BY THE TIME the station took a damage assessment and rousted every security guard posted there, the skiff had gone into an uproar and the complimentary drinks cabinet was locked. By the time the skiff emptied onto the station, the starfield was peppered with emergency vehicles and private Help & Rescue, and guards with nonlethals bristled at the passengers flooding the concourse.
The queue at the transmission station was long enough that Jordan just pushed off toward the light skiff to Lagrange One, cornering around a couple Earthers who started, all nerves, as she boosted off their shoulders. Poor bastards. If they’d planned on taking the ascender down, acclimating to touch-friendly micrograv was the least of their problems.
Due to the accident on the ascender, all hydrogen- and oxygen-thrust vehicles out of Hyperion Station have been suspended, announced the PA. Repeat, due to the accident on the ascender...
Jordan showed her identification to a cluster of guards at the terminal, went up to the kiosk, and sprang the extra expense to board a private module with a transmitter. The module was a closet, compared with the cabins on the ascender; even the micrograv straps seemed superfluous, as there were barely ten centimetres of space left between Jordan’s elbows and the module walls.
She keyed in the transmission codes for her rig, and a few seconds later Marcus’s face popped onto the screen, dark skin flushed in the rig’s full-spectrum lights.
“Oh, thank god,” he said. “Are you all right?”
“I’m pretty well shaken and stirred, Marc,” Jordan said. “Listen – put the rig onto emergency water rationing. Stop all the new planting, and restrict personal use as f
ar down as it’ll go.”
Seconds passed, and she watched Marcus’s expression as he waited for the transmission to reach him. “Already done, Ms.
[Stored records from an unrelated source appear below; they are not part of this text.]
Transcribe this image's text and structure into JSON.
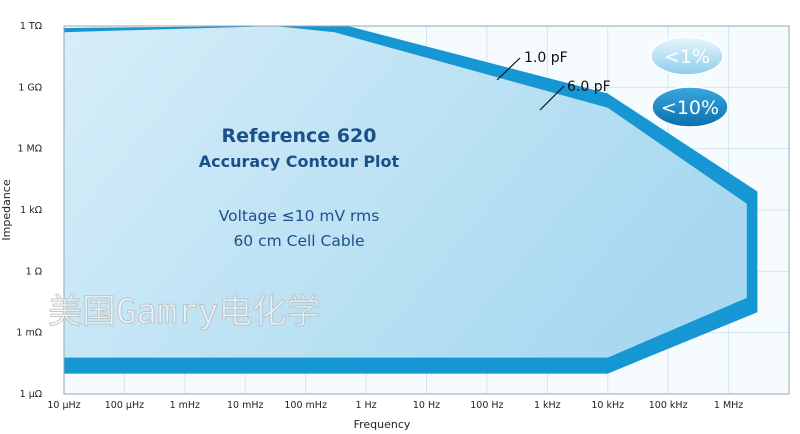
{
  "chart_data": {
    "type": "area",
    "title": "Reference 620",
    "subtitle": "Accuracy Contour Plot",
    "notes": [
      "Voltage ≤10 mV rms",
      "60 cm Cell Cable"
    ],
    "xlabel": "Frequency",
    "ylabel": "Impedance",
    "x_scale": "log",
    "y_scale": "log",
    "xlim": [
      1e-05,
      10000000
    ],
    "ylim": [
      1e-06,
      1000000000000
    ],
    "x_ticks": [
      "10 µHz",
      "100 µHz",
      "1 mHz",
      "10 mHz",
      "100 mHz",
      "1 Hz",
      "10 Hz",
      "100 Hz",
      "1 kHz",
      "10 kHz",
      "100 kHz",
      "1 MHz"
    ],
    "y_ticks": [
      "1 µΩ",
      "1 mΩ",
      "1 Ω",
      "1 kΩ",
      "1 MΩ",
      "1 GΩ",
      "1 TΩ"
    ],
    "grid": true,
    "regions": [
      {
        "name": "<1%",
        "color": "#bfe4f5",
        "points": [
          [
            1e-05,
            500000000000
          ],
          [
            0.03,
            1000000000000
          ],
          [
            0.3,
            500000000000
          ],
          [
            10000,
            100000000
          ],
          [
            2000000,
            2000
          ],
          [
            2000000,
            0.05
          ],
          [
            10000,
            6e-05
          ],
          [
            1e-05,
            6e-05
          ]
        ]
      },
      {
        "name": "<10%",
        "color": "#1796d4",
        "points": [
          [
            1e-05,
            800000000000
          ],
          [
            0.02,
            1000000000000
          ],
          [
            0.5,
            1000000000000
          ],
          [
            10000,
            500000000
          ],
          [
            3000000,
            8000
          ],
          [
            3000000,
            0.01
          ],
          [
            10000,
            1e-05
          ],
          [
            1e-05,
            1e-05
          ]
        ]
      }
    ],
    "capacitance_lines": [
      {
        "label": "1.0 pF",
        "annotation_at": [
          20000,
          5000000000000
        ]
      },
      {
        "label": "6.0 pF",
        "annotation_at": [
          50000,
          30000000000
        ]
      }
    ]
  },
  "watermark": "美国Gamry电化学"
}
Owole,” he responded. “Soon as we heard the news. Have you heard the latest?”
“I know they’re suspending H and O ships out of Earth orbit. I’m just glad we do enough business to have photonic corridors from L1 out there.”
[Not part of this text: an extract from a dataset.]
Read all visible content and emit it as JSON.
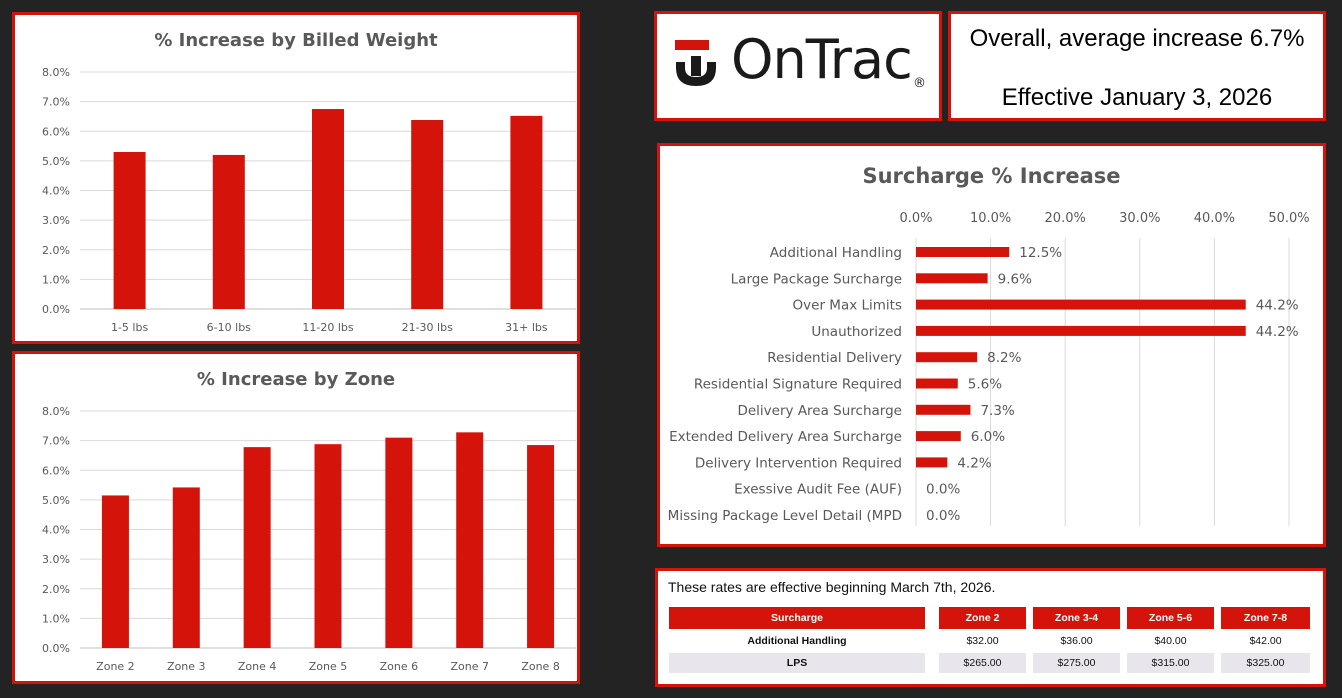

“Yeah, saved by big business,” Marcus said. “L1 is putting a discouragement tax on H-O thrusters. Oh, and Etienne is coming after you.”
He had the grace to look sheepish, at least. Jordan groaned.
“Between us and the refuelling stations Galot and Bardroy run, that’s sixty per cent of the water in the near-Earth colonies,” he said. “The next reserve is on Mars, and the next after that is Europa. They’re no help. Didn’t take long for Etienne to come to that conclusion.”
“And did Etienne’s observation come with demands?”
Marcus laughed uneasily. “You know it would’ve. Fortunately they’re still crunching numbers on how long we can stretch what we have. Heard anything from Ouranos-Hyperion on repair times?”
“You know Earthside procedure,” Jordan said. “It’ll be security promises and pointing fingers for a while. Marcus, I haven’t even got a message to Harper yet. She was going to meet me Earthside; god knows what she thinks.”
She waited a few seconds.
Then, without waiting for the response, said “They’re calling it an accident. I know they want to keep us from rioting, but do they think we’re stupid?”
“Jordan.” Marcus pressed his fingers to the camera. “I’m sure she heard that the ascender exploded; she can put two and two together.”
A pause, as the second half of the message caught him.